From kind of behavior (the address wraps by 4 Gb) it seems that somewhere in the driver the buffer size variable is just defined as uint32_t, not uint64_t. Then it was simpler for them to set the maxMemoryAllocationSize to 4 Gb then to fix the code. Keep in mind that in Linux proprietary driver they succeed in making it proper.

I see that @CoffeeExterminator has already reported this limitation (I would even call it bug) to nVidia. If I’m right I will also join that discussion. If Khronos can have some influence on nVidia - will be perfect to push them.

P.S. I and my team have been trying to go from Cuda to Vulkan for already more than 2 years. We succeed a lot, but it is a pity to see quite a lot of synthetic limitations of Vulkan in comparison to Cuda on the same hardware. I could ever write an article about that. :slight_smile: Probably I would do this later.

Oh, okay. I thought it was the limit on the allocation itself, not generally dealing with the memory. Thanks for the explanation.

Our tests match what you have described, and I agree with your conclusions, it seems like an NVIDIA driver issue (both with limiting maxMemoryAllocationSize to 4 Gb and truncating the allocation size). I haven’t got any reply on NVIDIA forums so far (unfortunately I can’t include a link here), so I guess now we wait and see what they have to say.

And yet, from the fact that the driver explicitly said “I can’t handle allocations higher than 4GB”, it’s clear that this wasn’t an accident. It’s not a typo, it’s not from them using the wrong type internally. Some programmer at NVIDIA (likely multiple) explicitly made the decision to impose this limitation.

The only people who know why it’s there are at NVIDIA. But it’s clearly not an accident or a bug; it’s deliberate design. Maybe not good design, but it was a choice.

Hello again!
I’m not sure if it is a different problem (and therefore should be its own topic) or something related.
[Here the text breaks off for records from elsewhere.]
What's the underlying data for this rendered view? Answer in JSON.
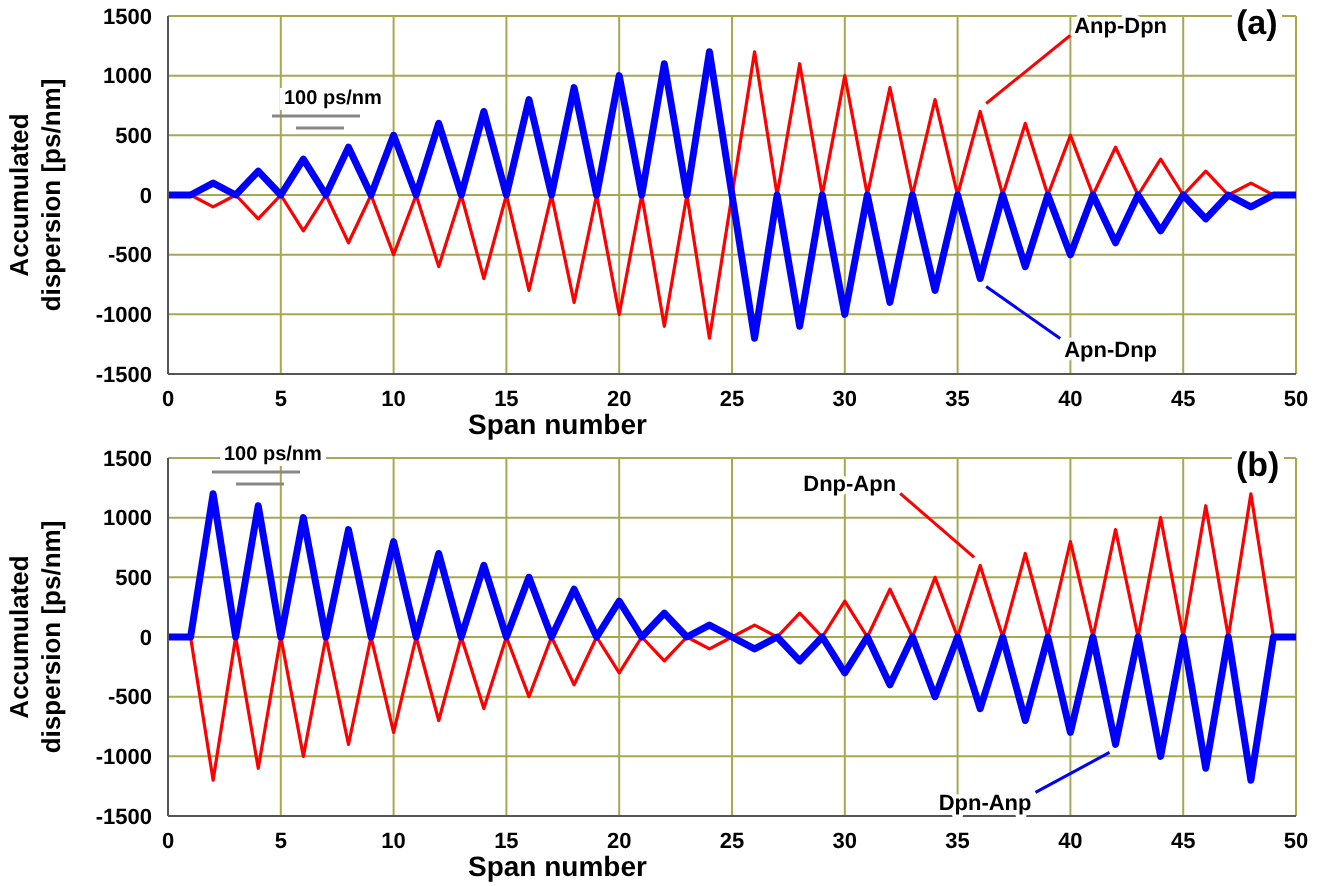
{
  "chart_data": [
    {
      "type": "line",
      "xlabel": "Span number",
      "ylabel": "Accumulated dispersion [ps/nm]",
      "annotations": [
        "(a)",
        "100 ps/nm"
      ],
      "x": [
        0,
        1,
        2,
        3,
        4,
        5,
        6,
        7,
        8,
        9,
        10,
        11,
        12,
        13,
        14,
        15,
        16,
        17,
        18,
        19,
        20,
        21,
        22,
        23,
        24,
        25,
        26,
        27,
        28,
        29,
        30,
        31,
        32,
        33,
        34,
        35,
        36,
        37,
        38,
        39,
        40,
        41,
        42,
        43,
        44,
        45,
        46,
        47,
        48,
        49,
        50
      ],
      "series": [
        {
          "name": "Anp-Dpn",
          "color": "#ff0000",
          "values": [
            0,
            0,
            -100,
            0,
            -200,
            0,
            -300,
            0,
            -400,
            0,
            -500,
            0,
            -600,
            0,
            -700,
            0,
            -800,
            0,
            -900,
            0,
            -1000,
            0,
            -1100,
            0,
            -1200,
            0,
            1200,
            0,
            1100,
            0,
            1000,
            0,
            900,
            0,
            800,
            0,
            700,
            0,
            600,
            0,
            500,
            0,
            400,
            0,
            300,
            0,
            200,
            0,
            100,
            0,
            0
          ]
        },
        {
          "name": "Apn-Dnp",
          "color": "#0000ff",
          "values": [
            0,
            0,
            100,
            0,
            200,
            0,
            300,
            0,
            400,
            0,
            500,
            0,
            600,
            0,
            700,
            0,
            800,
            0,
            900,
            0,
            1000,
            0,
            1100,
            0,
            1200,
            0,
            -1200,
            0,
            -1100,
            0,
            -1000,
            0,
            -900,
            0,
            -800,
            0,
            -700,
            0,
            -600,
            0,
            -500,
            0,
            -400,
            0,
            -300,
            0,
            -200,
            0,
            -100,
            0,
            0
          ]
        }
      ],
      "xlim": [
        0,
        50
      ],
      "xticks": [
        0,
        5,
        10,
        15,
        20,
        25,
        30,
        35,
        40,
        45,
        50
      ],
      "ylim": [
        -1500,
        1500
      ],
      "yticks": [
        -1500,
        -1000,
        -500,
        0,
        500,
        1000,
        1500
      ],
      "grid": true,
      "legend": false,
      "marker": "none",
      "line_style": "solid"
    },
    {
      "type": "line",
      "xlabel": "Span number",
      "ylabel": "Accumulated dispersion [ps/nm]",
      "annotations": [
        "(b)",
        "100 ps/nm"
      ],
      "x": [
        0,
        1,
        2,
        3,
        4,
        5,
        6,
        7,
        8,
        9,
        10,
        11,
        12,
        13,
        14,
        15,
        16,
        17,
        18,
        19,
        20,
        21,
        22,
        23,
        24,
        25,
        26,
        27,
        28,
        29,
        30,
        31,
        32,
        33,
        34,
        35,
        36,
        37,
        38,
        39,
        40,
        41,
        42,
        43,
        44,
        45,
        46,
        47,
        48,
        49,
        50
      ],
      "series": [
        {
          "name": "Dnp-Apn",
          "color": "#ff0000",
          "values": [
            0,
            0,
            -1200,
            0,
            -1100,
            0,
            -1000,
            0,
            -900,
            0,
            -800,
            0,
            -700,
            0,
            -600,
            0,
            -500,
            0,
            -400,
            0,
            -300,
            0,
            -200,
            0,
            -100,
            0,
            100,
            0,
            200,
            0,
            300,
            0,
            400,
            0,
            500,
            0,
            600,
            0,
            700,
            0,
            800,
            0,
            900,
            0,
            1000,
            0,
            1100,
            0,
            1200,
            0,
            0
          ]
        },
        {
          "name": "Dpn-Anp",
          "color": "#0000ff",
          "values": [
            0,
            0,
            1200,
            0,
            1100,
            0,
            1000,
            0,
            900,
            0,
            800,
            0,
            700,
            0,
            600,
            0,
            500,
            0,
            400,
            0,
            300,
            0,
            200,
            0,
            100,
            0,
            -100,
            0,
            -200,
            0,
            -300,
            0,
            -400,
            0,
            -500,
            0,
            -600,
            0,
            -700,
            0,
            -800,
            0,
            -900,
            0,
            -1000,
            0,
            -1100,
            0,
            -1200,
            0,
            0
          ]
        }
      ],
      "xlim": [
        0,
        50
      ],
      "xticks": [
        0,
        5,
        10,
        15,
        20,
        25,
        30,
        35,
        40,
        45,
        50
      ],
      "ylim": [
        -1500,
        1500
      ],
      "yticks": [
        -1500,
        -1000,
        -500,
        0,
        500,
        1000,
        1500
      ],
      "grid": true,
      "legend": false,
      "marker": "none",
      "line_style": "solid"
    }
  ]
}
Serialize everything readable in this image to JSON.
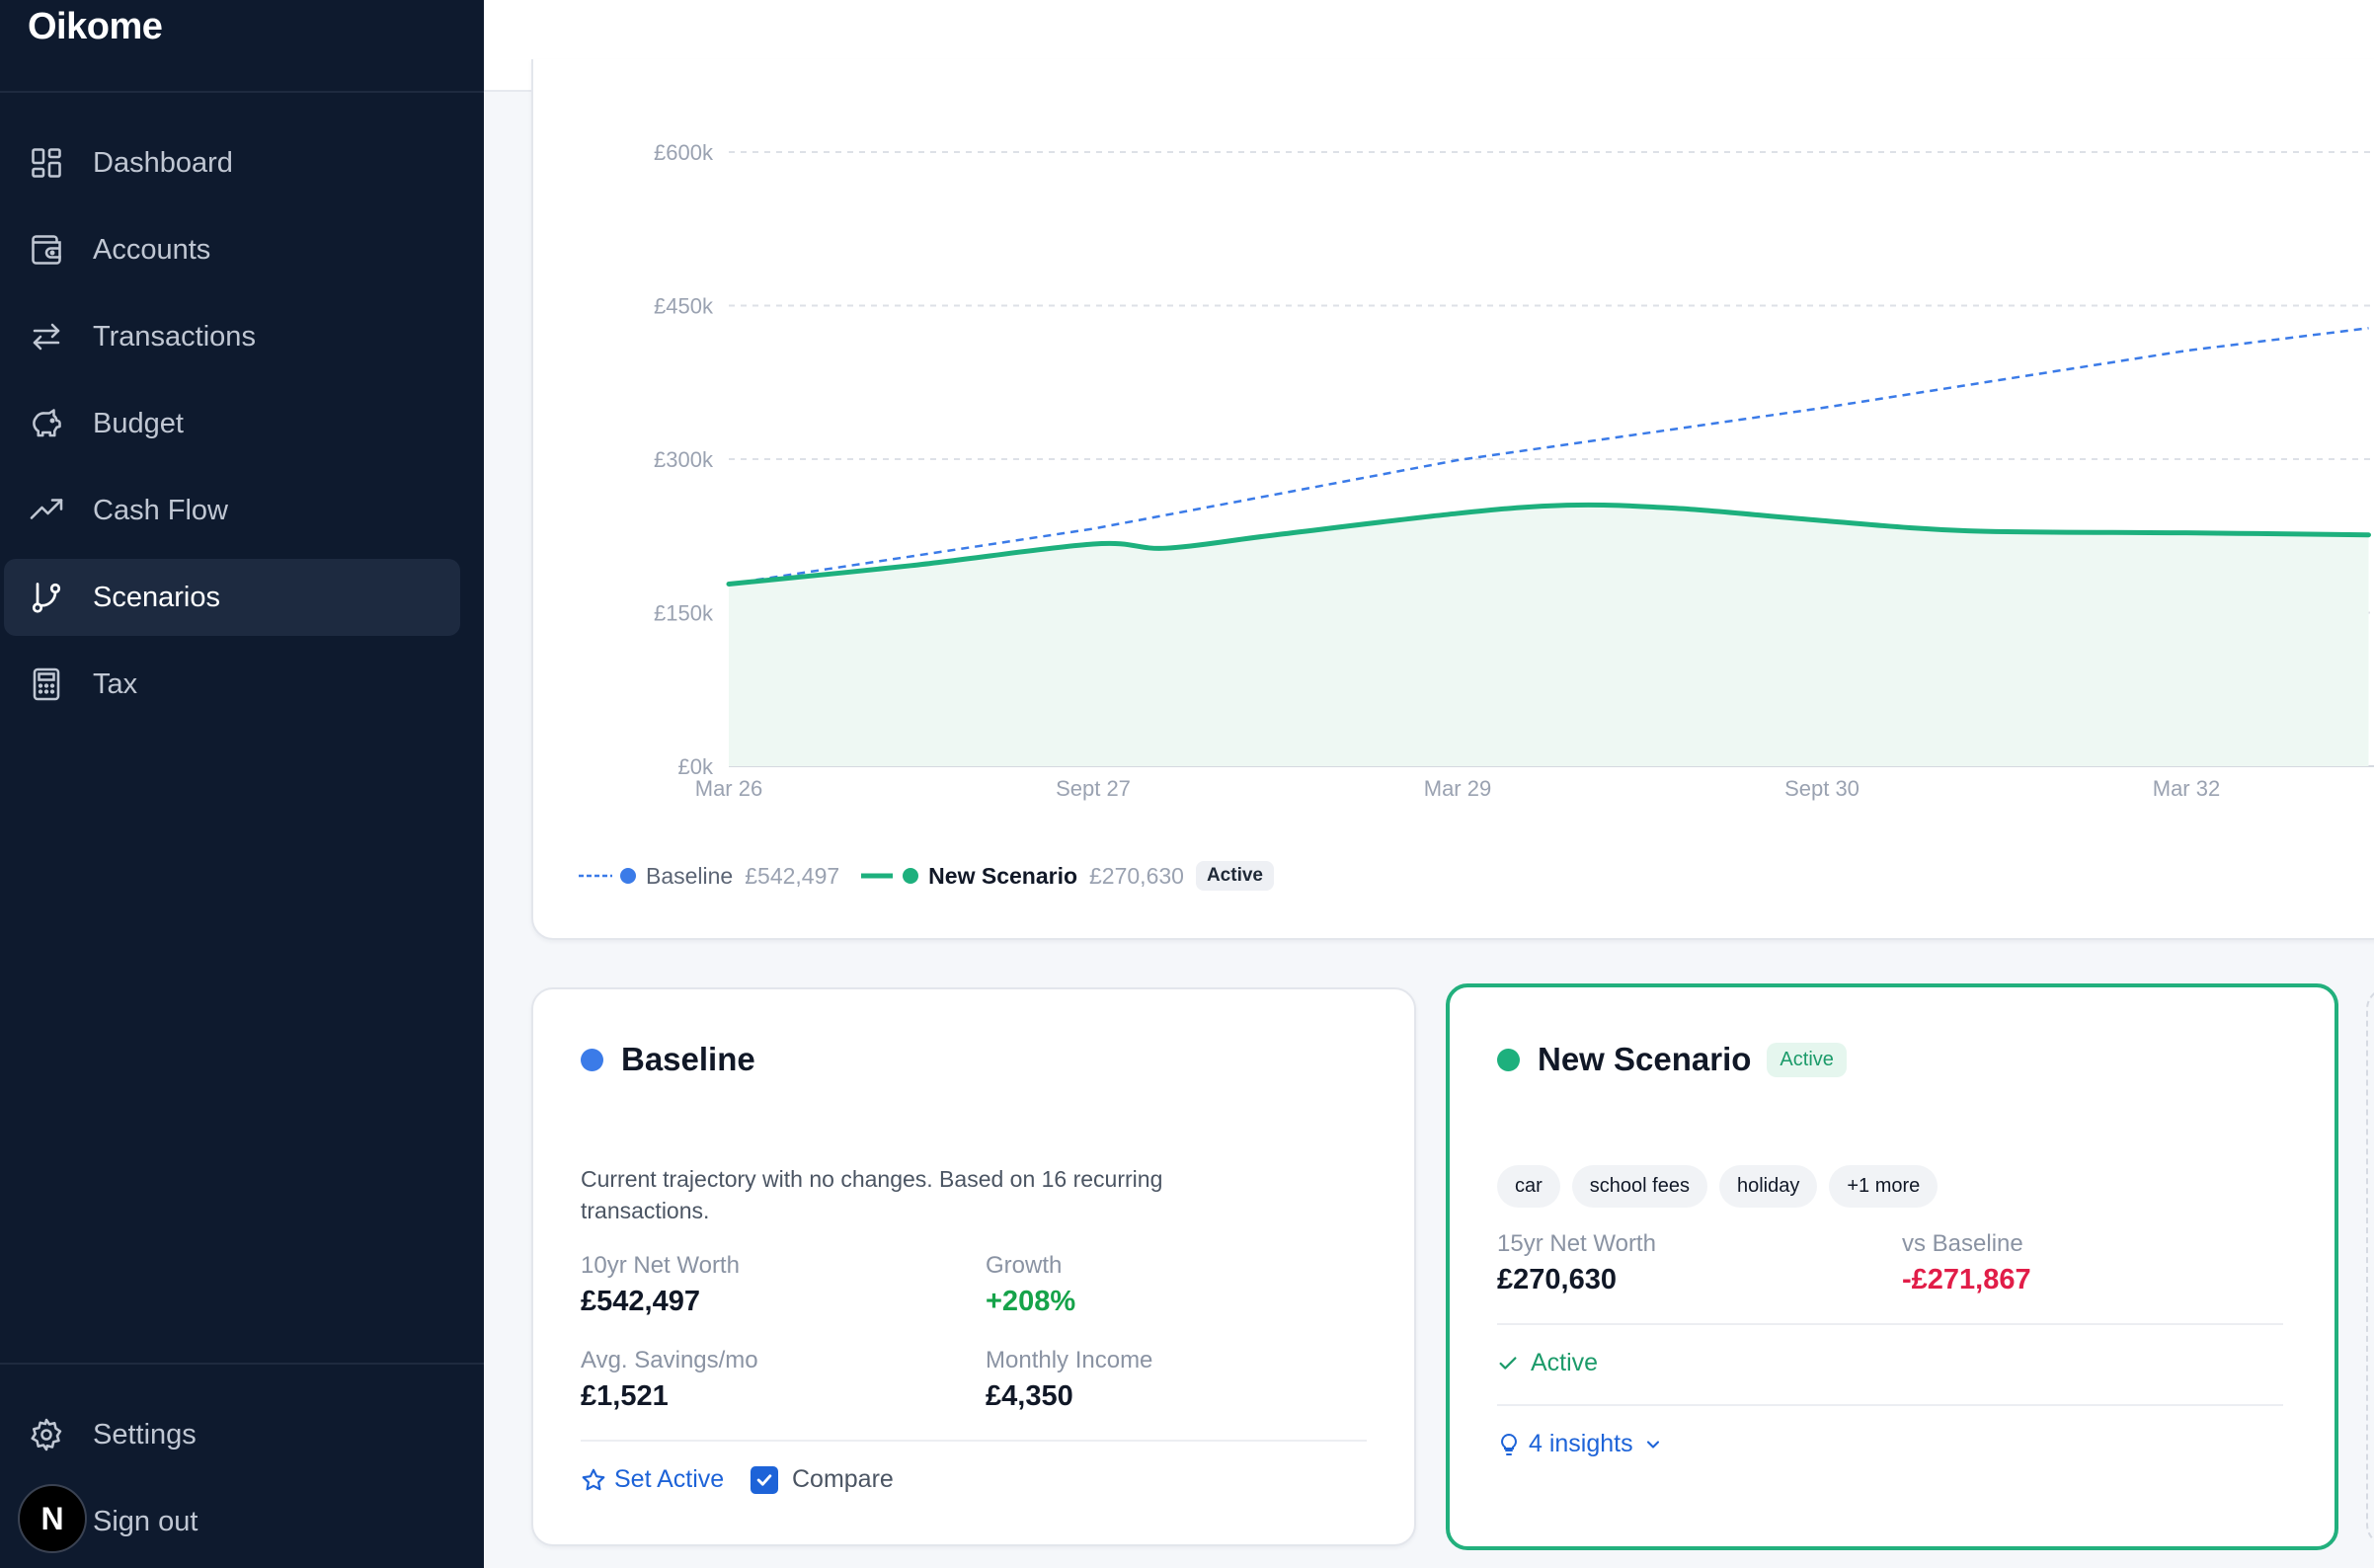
{
  "app": {
    "brand": "Oikome"
  },
  "sidebar": {
    "items": [
      {
        "label": "Dashboard",
        "icon": "dashboard-grid-icon"
      },
      {
        "label": "Accounts",
        "icon": "wallet-icon"
      },
      {
        "label": "Transactions",
        "icon": "arrows-left-right-icon"
      },
      {
        "label": "Budget",
        "icon": "piggy-bank-icon"
      },
      {
        "label": "Cash Flow",
        "icon": "trending-up-icon"
      },
      {
        "label": "Scenarios",
        "icon": "git-branch-icon",
        "active": true
      },
      {
        "label": "Tax",
        "icon": "calculator-icon"
      }
    ],
    "settings_label": "Settings",
    "sign_out_label": "Sign out",
    "avatar_initial": "N"
  },
  "chart_data": {
    "type": "line",
    "title": "",
    "x": [
      "Mar 26",
      "Sept 27",
      "Mar 29",
      "Sept 30",
      "Mar 32"
    ],
    "ylim": [
      0,
      600
    ],
    "yticks": [
      {
        "value": 0,
        "label": "£0k"
      },
      {
        "value": 150,
        "label": "£150k"
      },
      {
        "value": 300,
        "label": "£300k"
      },
      {
        "value": 450,
        "label": "£450k"
      },
      {
        "value": 600,
        "label": "£600k"
      }
    ],
    "grid": true,
    "series": [
      {
        "name": "Baseline",
        "color": "#3b7be8",
        "style": "dashed",
        "points": [
          [
            0,
            178
          ],
          [
            1,
            232
          ],
          [
            2,
            299
          ],
          [
            3,
            350
          ],
          [
            4,
            406
          ],
          [
            4.5,
            428
          ]
        ]
      },
      {
        "name": "New Scenario",
        "color": "#1db07d",
        "style": "solid",
        "area": true,
        "points": [
          [
            0,
            178
          ],
          [
            0.5,
            196
          ],
          [
            1,
            217
          ],
          [
            1.2,
            213
          ],
          [
            1.5,
            226
          ],
          [
            2,
            247
          ],
          [
            2.3,
            255
          ],
          [
            2.6,
            252
          ],
          [
            3,
            240
          ],
          [
            3.4,
            230
          ],
          [
            4,
            228
          ],
          [
            4.5,
            226
          ]
        ]
      }
    ]
  },
  "legend": {
    "baseline": {
      "name": "Baseline",
      "value": "£542,497",
      "color": "#3b7be8"
    },
    "scenario": {
      "name": "New Scenario",
      "value": "£270,630",
      "badge": "Active",
      "color": "#1db07d"
    }
  },
  "baseline_card": {
    "title": "Baseline",
    "color": "#3b7be8",
    "description": "Current trajectory with no changes. Based on 16 recurring transactions.",
    "stats": [
      {
        "label": "10yr Net Worth",
        "value": "£542,497"
      },
      {
        "label": "Growth",
        "value": "+208%"
      },
      {
        "label": "Avg. Savings/mo",
        "value": "£1,521"
      },
      {
        "label": "Monthly Income",
        "value": "£4,350"
      }
    ],
    "set_active_label": "Set Active",
    "compare_label": "Compare"
  },
  "scenario_card": {
    "title": "New Scenario",
    "color": "#1db07d",
    "badge": "Active",
    "tags": [
      "car",
      "school fees",
      "holiday",
      "+1 more"
    ],
    "stats": [
      {
        "label": "15yr Net Worth",
        "value": "£270,630"
      },
      {
        "label": "vs Baseline",
        "value": "-£271,867"
      }
    ],
    "status_label": "Active",
    "insights_label": "4 insights"
  }
}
I decided to do some more research and test memory allocation and import on my integrated GPU, which has maxMemoryAllocationSize of 12771291136 (so, a little less than 12 Gb). I got the following results:

On Windows only up to a little less than 4Gb of memory can be allocated or imported, allocating 4 Gb or more results in the out of memory error.

On Linux any amount of memory up to maxMemoryAllocationSize can be allocated and accessed normally. However, if I attempt to allocate memory with an OS function and then import it, I get the address truncation problem again: if I import 5 Gb of memory, only 1 Gb can be accessed from the shader, etc.

I’ve run all tests on Intel(R) Iris(R) Xe Graphics card. On Windows the driver version is 30.0.101.1960. On Linux I have the standard Intel drivers for Ubuntu 22.04 (not sure if they have their own versioning).

I’m really at a loss, any ideas as to what’s going on here? We do not normally work with integrated cards, so I could be missing something.